Pshiquy was one of the Circassian commanders who defended the Anapa Fortress against the Russians during the Russo-Turkish War (1828–1829). He stationed his army near Yekaterinodar to prevent Russian forces from advancing into the interior of Circassia. He was famous for his victories over the Russian troops. It is recorded that he defeated General Velyaminov multiple times. In addition to military skill, he was also a talented statesman. In 1827–1828, he resolved the conflict between the commoners and the nobility in Bzhedughia; citing Islam’s principle of equality, he took refuge with the Abzakhs and restored the rights of the noble class.

In 1837, Pshiquy signed a truce with Russia, but according to John Longworth, he only appeared to align with the Russians as a strategic move. In reality, he passed intelligence he received from them to the Circassians to support the Circassian side. During the truce period, he also joined Shapsug raids into Russian-held territory, disguising his identity with wearing a mask.
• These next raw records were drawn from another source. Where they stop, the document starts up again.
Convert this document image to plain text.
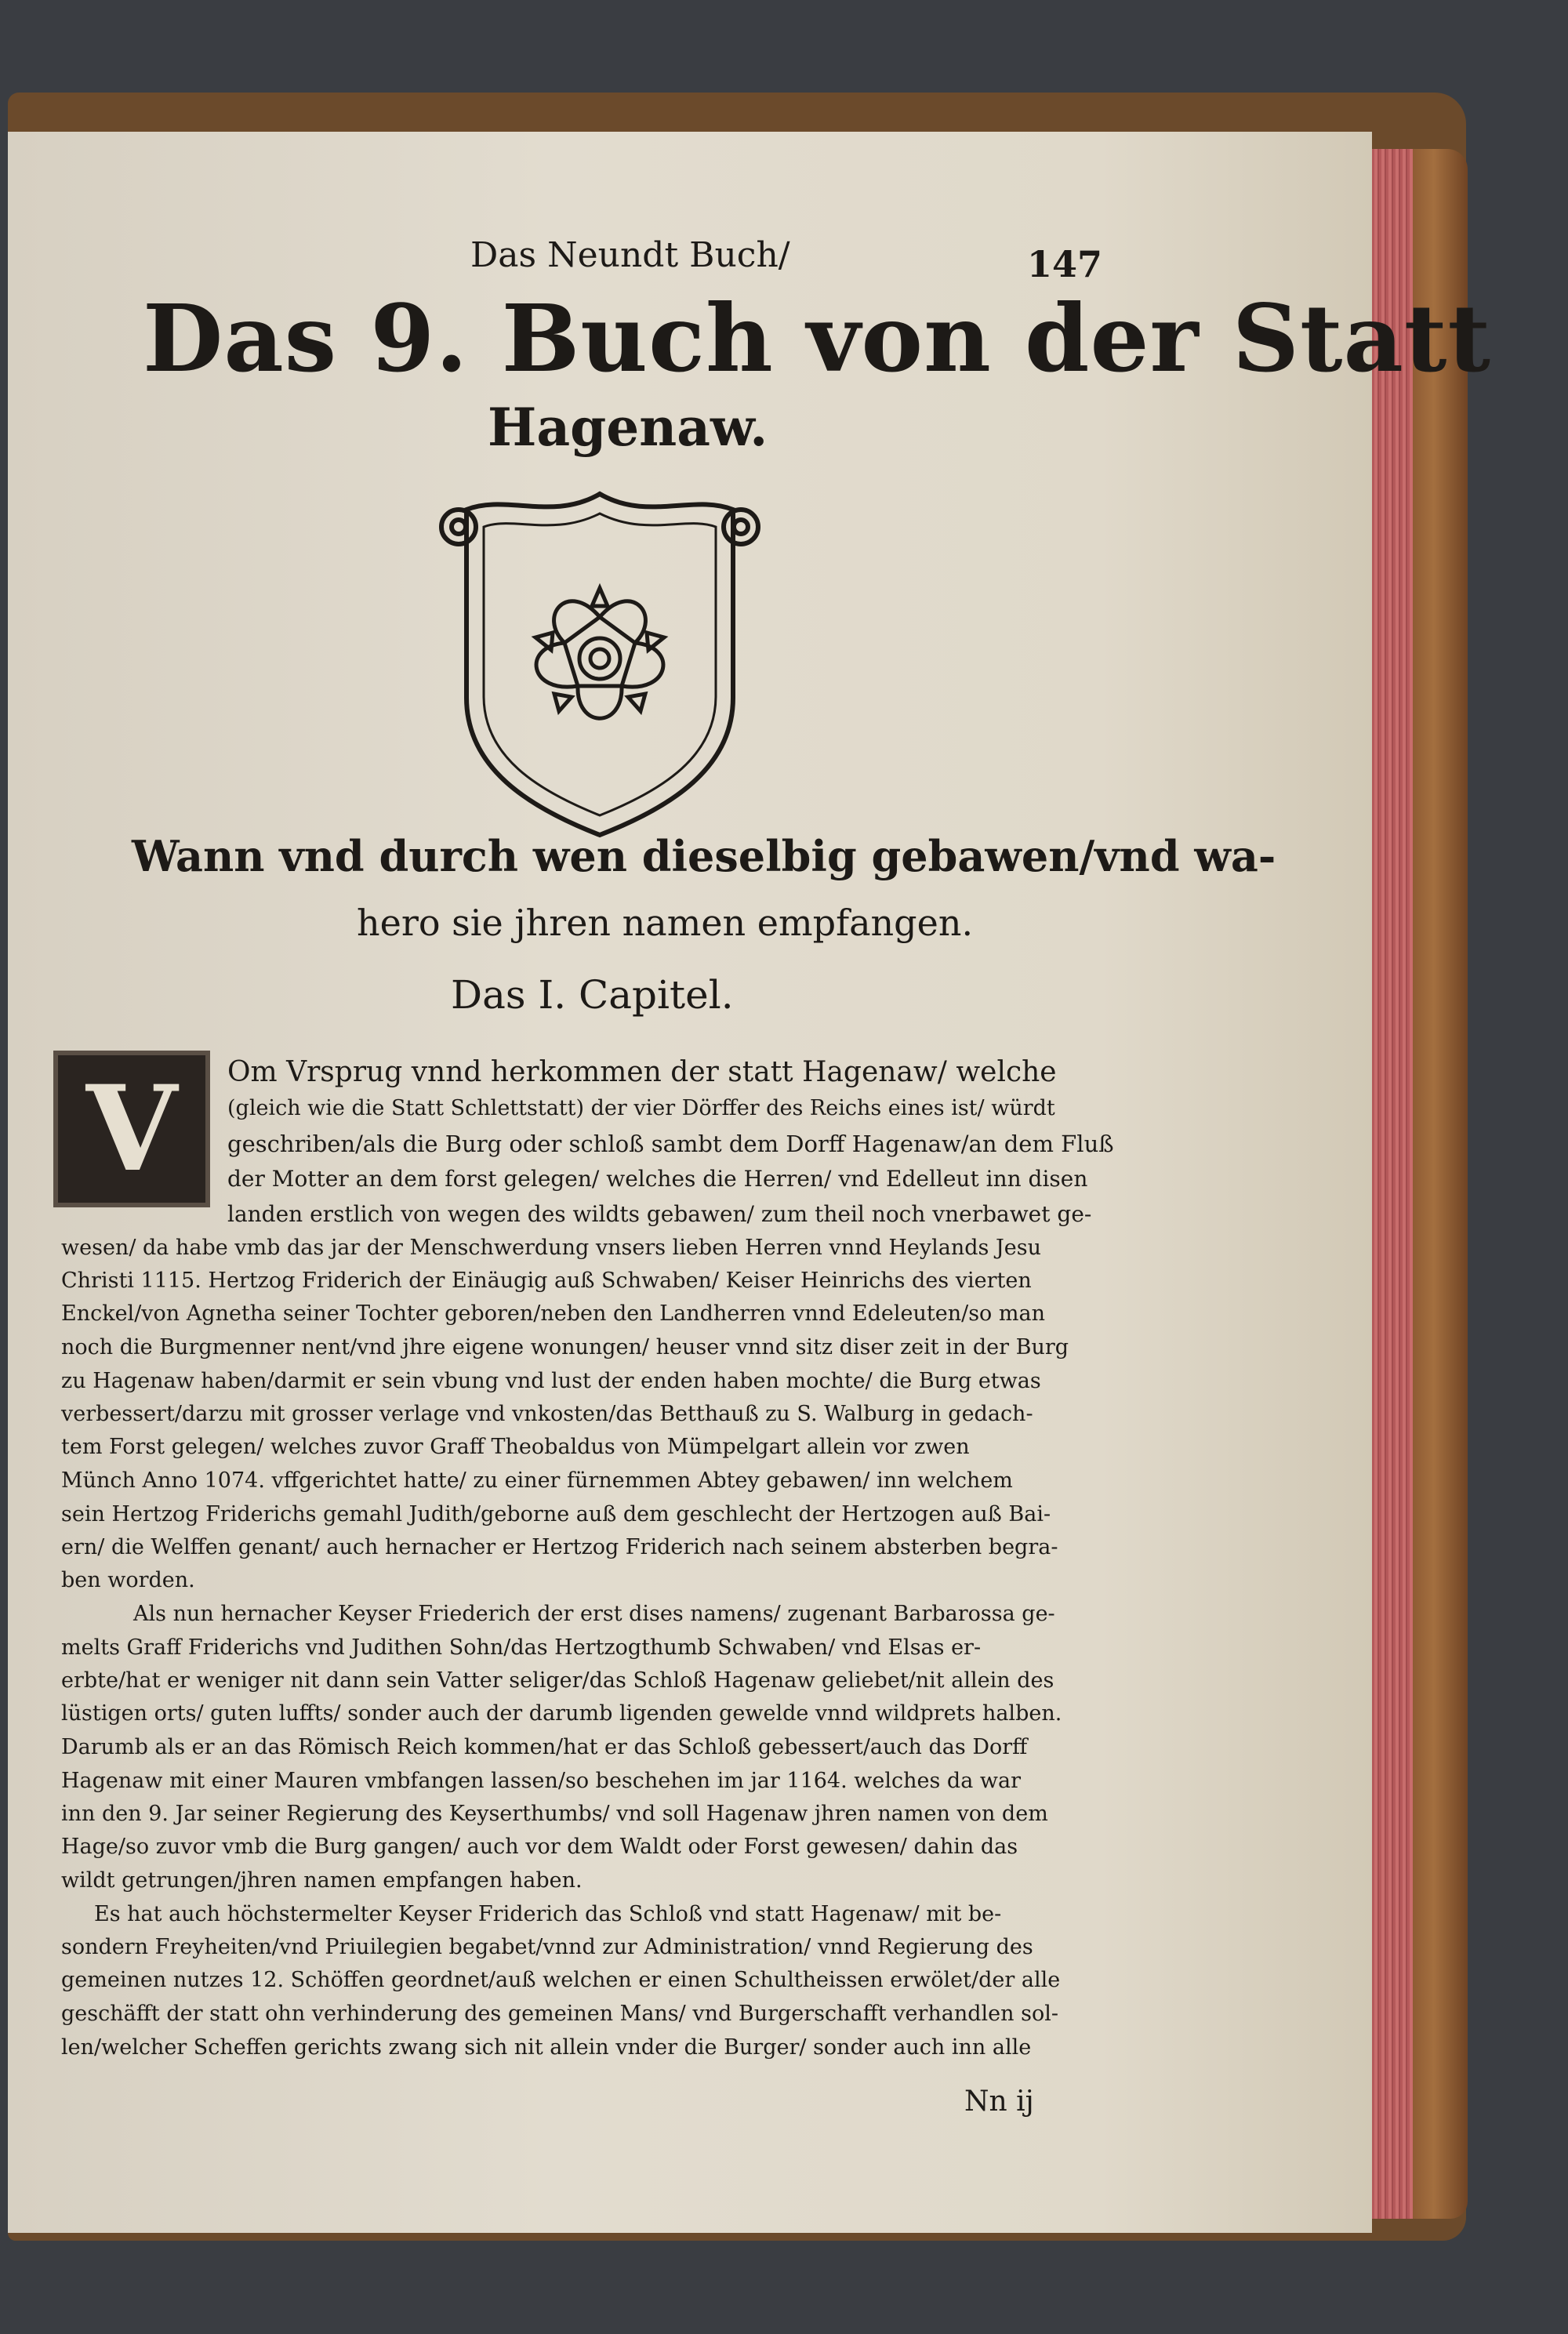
Das Neundt Buch/	147

Das 9. Buch von der Statt

Hagenaw.

Wann vnd durch wen dieselbig gebawen/vnd wa-

hero sie jhren namen empfangen.

Das I. Capitel.

V	Om Vrsprug vnnd herkommen der statt Hagenaw/ welche

(gleich wie die Statt Schlettstatt) der vier Dörffer des Reichs eines ist/ würdt

geschriben/als die Burg oder schloß sambt dem Dorff Hagenaw/an dem Fluß

der Motter an dem forst gelegen/ welches die Herren/ vnd Edelleut inn disen

landen erstlich von wegen des wildts gebawen/ zum theil noch vnerbawet ge-

wesen/ da habe vmb das jar der Menschwerdung vnsers lieben Herren vnnd Heylands Jesu

Christi 1115. Hertzog Friderich der Einäugig auß Schwaben/ Keiser Heinrichs des vierten

Enckel/von Agnetha seiner Tochter geboren/neben den Landherren vnnd Edeleuten/so man

noch die Burgmenner nent/vnd jhre eigene wonungen/ heuser vnnd sitz diser zeit in der Burg

zu Hagenaw haben/darmit er sein vbung vnd lust der enden haben mochte/ die Burg etwas

verbessert/darzu mit grosser verlage vnd vnkosten/das Betthauß zu S. Walburg in gedach-

tem Forst gelegen/ welches zuvor Graff Theobaldus von Mümpelgart allein vor zwen

Münch Anno 1074. vffgerichtet hatte/ zu einer fürnemmen Abtey gebawen/ inn welchem

sein Hertzog Friderichs gemahl Judith/geborne auß dem geschlecht der Hertzogen auß Bai-

ern/ die Welffen genant/ auch hernacher er Hertzog Friderich nach seinem absterben begra-

ben worden.

Als nun hernacher Keyser Friederich der erst dises namens/ zugenant Barbarossa ge-

melts Graff Friderichs vnd Judithen Sohn/das Hertzogthumb Schwaben/ vnd Elsas er-

erbte/hat er weniger nit dann sein Vatter seliger/das Schloß Hagenaw geliebet/nit allein des

lüstigen orts/ guten luffts/ sonder auch der darumb ligenden gewelde vnnd wildprets halben.

Darumb als er an das Römisch Reich kommen/hat er das Schloß gebessert/auch das Dorff

Hagenaw mit einer Mauren vmbfangen lassen/so beschehen im jar 1164. welches da war

inn den 9. Jar seiner Regierung des Keyserthumbs/ vnd soll Hagenaw jhren namen von dem

Hage/so zuvor vmb die Burg gangen/ auch vor dem Waldt oder Forst gewesen/ dahin das

wildt getrungen/jhren namen empfangen haben.

Es hat auch höchstermelter Keyser Friderich das Schloß vnd statt Hagenaw/ mit be-

sondern Freyheiten/vnd Priuilegien begabet/vnnd zur Administration/ vnnd Regierung des

gemeinen nutzes 12. Schöffen geordnet/auß welchen er einen Schultheissen erwölet/der alle

geschäfft der statt ohn verhinderung des gemeinen Mans/ vnd Burgerschafft verhandlen sol-

len/welcher Scheffen gerichts zwang sich nit allein vnder die Burger/ sonder auch inn alle

Nn ij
According to Longworth, Pshiquy recognized that Russia’s ultimate aim was the complete occupation of Circassia. Although the Bzhedug tribe supported resistance efforts alongside the Shapsugs and Natukhais, the Bzhedug region was small, densely populated, and exposed due to its flat terrain. These strategic concerns led him to seek an agreement with Russia. He stated that, if permitted to relocate to the Abzakh mountains, they would immediately join the resistance and refrain from further negotiations with Russia. Pshiquy also noted that extending his authority and influence to the Abzakh region could help mediate intertribal conflicts and provide broader political stability.

=== Death ===
Sources state that he died of an illness in May 1838.